Последнее слово осталось за ним. А значит, и неопределенность осталась. Мы разошлись на набережной, а через минуту я бросился за ним вслед. По привычному, почти родному Запорожскому переулку, где чуть ли не каждой день ходишь взад-вперед. И вокруг — столько людей!
"Добрый" куда-то звонил. Я увидел его в будке автомата и замедлил шаги. Он повернул голову в мою сторону, и я глупейшим образом спрятался за угол — мне хотелось подойти, когда он выйдет из будки, невозможно было стоять рядом и ждать, когда он договорит. Впрочем, я тут же вынырнул обратно и пошел к нему. Он повесил трубку. Отчетливо помню, как очень мягко, будто что-то втолковываю ребенку, я произношу: "Я не завербовался!"
А он мне ответил что-то вроде: "Очень жаль".
И я ушел. И вскоре уехал в отпуск, сильно подозревая, что, когда вернусь, в институте уже и стол мой сожгут, и имя мое позабудут. Однако — нет.
Черт его знает, что это такое было.
С тех пор все тихо. Пока. Тьфу-тьфу-тьфу.
Продолжение второе имело место в ноябре 86-го года. Перестройка набирала обороты и, возможно, находилась в лучшей из всех до сих пор известных нам фаз: кровь еще не лилась, республики, края, области и микрорайоны еще не начали, как тараканы разбегаться по углам, в магазинах еще кое-что было, и казалось, вот-вот станет больше — и в то же время воняющие убоиной идеологические табу начинали слетать одно за другим. В апреле я закончил "Очаг на башне" и осенью достал из папок черновики, заготовки, промежуточные куски "доверия". Иногда опираясь на них, а иногда работая совершенно наново, я написал повесть, которая в чуточку сокращенном виде была опубликована в "Урале" и вскоре выйдет в моем сборнике "Свое оружие". Мне кажется, она умнее, глубже того "Доверия", которое удостоилось когда-то столь высокого внимания. Гораздо интереснее поставить эксперимент чистый.
Общество — практически идеальное, и люди-то все очень хорошие; но, раз включив некий социальный механизм, пусть даже с наигуманнейшими намерениями, они уже не могут сказать "чурики" и отрулить обратно. Кнопки, которые нельзя нажимать ни в коем случае, есть не только в арсенале ракетчиков — но и в арсенале политиков, и в арсенале экономистов. Нажал — тогда не обессудь.
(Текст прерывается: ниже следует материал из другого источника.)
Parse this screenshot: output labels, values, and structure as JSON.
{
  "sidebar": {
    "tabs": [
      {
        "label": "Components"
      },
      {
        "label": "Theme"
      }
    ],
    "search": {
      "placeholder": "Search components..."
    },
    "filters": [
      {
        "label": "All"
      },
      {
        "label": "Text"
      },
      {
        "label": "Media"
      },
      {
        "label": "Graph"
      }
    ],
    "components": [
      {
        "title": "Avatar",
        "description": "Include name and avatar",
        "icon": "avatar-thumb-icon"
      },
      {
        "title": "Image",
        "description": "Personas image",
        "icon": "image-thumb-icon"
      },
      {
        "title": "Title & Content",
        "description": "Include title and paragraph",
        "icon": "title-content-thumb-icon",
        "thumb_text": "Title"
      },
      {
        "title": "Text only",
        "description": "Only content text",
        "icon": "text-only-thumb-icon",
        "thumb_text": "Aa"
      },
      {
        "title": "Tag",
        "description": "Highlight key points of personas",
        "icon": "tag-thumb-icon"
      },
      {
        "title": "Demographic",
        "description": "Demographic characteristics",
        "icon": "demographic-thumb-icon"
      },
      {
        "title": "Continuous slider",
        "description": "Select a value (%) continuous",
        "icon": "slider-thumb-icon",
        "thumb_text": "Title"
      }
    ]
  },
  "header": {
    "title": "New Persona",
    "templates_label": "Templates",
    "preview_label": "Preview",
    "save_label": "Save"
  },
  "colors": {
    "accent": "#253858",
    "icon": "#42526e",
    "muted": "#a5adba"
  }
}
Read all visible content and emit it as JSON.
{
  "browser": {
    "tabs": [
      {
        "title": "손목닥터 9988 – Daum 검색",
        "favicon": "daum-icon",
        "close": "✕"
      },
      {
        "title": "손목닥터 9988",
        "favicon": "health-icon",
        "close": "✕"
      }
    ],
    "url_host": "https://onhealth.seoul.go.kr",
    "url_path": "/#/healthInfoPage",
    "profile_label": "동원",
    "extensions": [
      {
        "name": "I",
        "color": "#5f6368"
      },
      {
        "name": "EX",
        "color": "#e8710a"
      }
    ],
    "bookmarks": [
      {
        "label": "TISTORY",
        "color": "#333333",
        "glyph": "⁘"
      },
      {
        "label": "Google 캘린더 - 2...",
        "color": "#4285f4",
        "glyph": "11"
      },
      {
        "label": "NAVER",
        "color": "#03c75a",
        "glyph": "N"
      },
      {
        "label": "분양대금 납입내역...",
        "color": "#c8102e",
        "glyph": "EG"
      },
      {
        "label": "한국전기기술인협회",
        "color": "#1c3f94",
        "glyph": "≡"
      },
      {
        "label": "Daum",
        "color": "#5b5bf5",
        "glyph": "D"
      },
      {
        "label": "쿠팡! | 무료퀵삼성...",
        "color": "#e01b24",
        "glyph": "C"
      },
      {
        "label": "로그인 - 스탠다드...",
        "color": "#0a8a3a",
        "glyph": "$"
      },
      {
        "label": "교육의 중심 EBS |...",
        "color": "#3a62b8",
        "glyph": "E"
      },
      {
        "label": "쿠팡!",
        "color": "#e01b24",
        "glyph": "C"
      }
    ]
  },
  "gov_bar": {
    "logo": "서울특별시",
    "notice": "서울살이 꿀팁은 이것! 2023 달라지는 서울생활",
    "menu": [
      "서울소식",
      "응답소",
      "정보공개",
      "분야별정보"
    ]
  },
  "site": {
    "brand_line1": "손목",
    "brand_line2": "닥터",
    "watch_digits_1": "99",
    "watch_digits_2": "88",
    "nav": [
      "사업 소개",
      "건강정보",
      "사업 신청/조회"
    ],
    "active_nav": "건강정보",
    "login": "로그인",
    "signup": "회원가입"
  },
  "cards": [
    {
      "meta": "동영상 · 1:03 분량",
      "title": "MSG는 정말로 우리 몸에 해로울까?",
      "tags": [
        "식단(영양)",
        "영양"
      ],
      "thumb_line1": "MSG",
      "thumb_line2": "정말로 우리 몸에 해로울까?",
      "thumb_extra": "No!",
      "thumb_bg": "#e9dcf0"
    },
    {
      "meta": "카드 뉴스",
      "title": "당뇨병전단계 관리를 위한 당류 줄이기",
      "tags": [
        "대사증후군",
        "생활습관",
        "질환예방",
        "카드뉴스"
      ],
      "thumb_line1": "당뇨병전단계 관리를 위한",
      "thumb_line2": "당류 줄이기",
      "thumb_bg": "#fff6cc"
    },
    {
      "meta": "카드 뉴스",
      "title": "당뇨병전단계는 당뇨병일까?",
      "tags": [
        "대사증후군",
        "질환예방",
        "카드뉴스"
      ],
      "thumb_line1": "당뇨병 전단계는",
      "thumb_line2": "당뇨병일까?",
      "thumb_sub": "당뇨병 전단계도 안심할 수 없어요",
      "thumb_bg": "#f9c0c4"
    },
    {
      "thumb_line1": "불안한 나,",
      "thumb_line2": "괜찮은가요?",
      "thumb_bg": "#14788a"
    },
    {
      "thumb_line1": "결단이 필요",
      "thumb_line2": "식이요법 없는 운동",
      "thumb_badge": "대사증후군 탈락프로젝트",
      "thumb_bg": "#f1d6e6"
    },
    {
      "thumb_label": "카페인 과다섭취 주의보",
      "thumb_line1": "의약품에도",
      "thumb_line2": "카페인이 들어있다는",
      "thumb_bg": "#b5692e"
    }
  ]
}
Падающий ковш экскаватора одинаково легко пробьет череп Гитлеру — и Швейцеру, Брежневу — и Сахарову… Швейцер и Сахаров — не в том, что они могут этот падающий ковш голой рукой остановить, а в том, что они никогда не сделают движения, после которого ковш упадет. В сотый же раз описывать, как ковш расплющил Гитлера… пфе!
И, наконец, третье продолжение случилось каких-то полтора года назад.
В университетские времена я дружил с девушкой с моего же курса, тоже китаисткой, только гораздо способнее меня; и была она не историк, как я, а филолог. С большим пиететом она относилась к моим тогдашним писаниям, и я дарил ей третьи, а то и четвертые экземпляры. Кончилась учеба, она вернулась в свой Львов — хотя и наезжала несколько раз в Ленинград, вначале одна, потом с мужем, потом перестала (она все пыталась оформить хотя бы соискательство в Университете, во Львове ее способности были не нужны — и, естественно, ничего не вышло); потом и переписка наша как-то угасла, хотя я лелеял надежду: вот выйдет у меня когда-нибудь книга, обязательно пошлю ей… Как будто нашим друзьям нужны наши книги, а не мы сами.
Поздно вечером — частый перезвон.
"Але?" — "Это Ира, помнишь?" — "Господи, еще бы!" — "Мы завтра уезжаем".— "Чего? Куда это?" — "Пока как бы в Израиль, потом попробуем в Штаты. У нас ребенок будет, рожать и растить здесь нельзя".
Я так ошалел, что, наверное, только через полминуты ответил: "Черт. Вот так все порядочные люди разъедутся, останутся тут одни подонки, и тогда мы на вас точно нападем, вам же хуже будет".
Из этой фразы четыре месяца спустя проросла повесть "Не успеть".
"У меня много твоих рукописей. Я боюсь их везти через таможню, вдруг у тебя из-за этого будут неприятности. Я высылаю их тебе. Только не думай, что мне не хотелось бы увезти их с собой. Просто я боюсь, что у тебя могут быть неприятности".
Один парень с нашего курса как-то сказал о ней: "Все-то ее беспокоит, всего-то она боится. Хочется ее пристрелить из жалости".
Видимо, так наше государство и поступает.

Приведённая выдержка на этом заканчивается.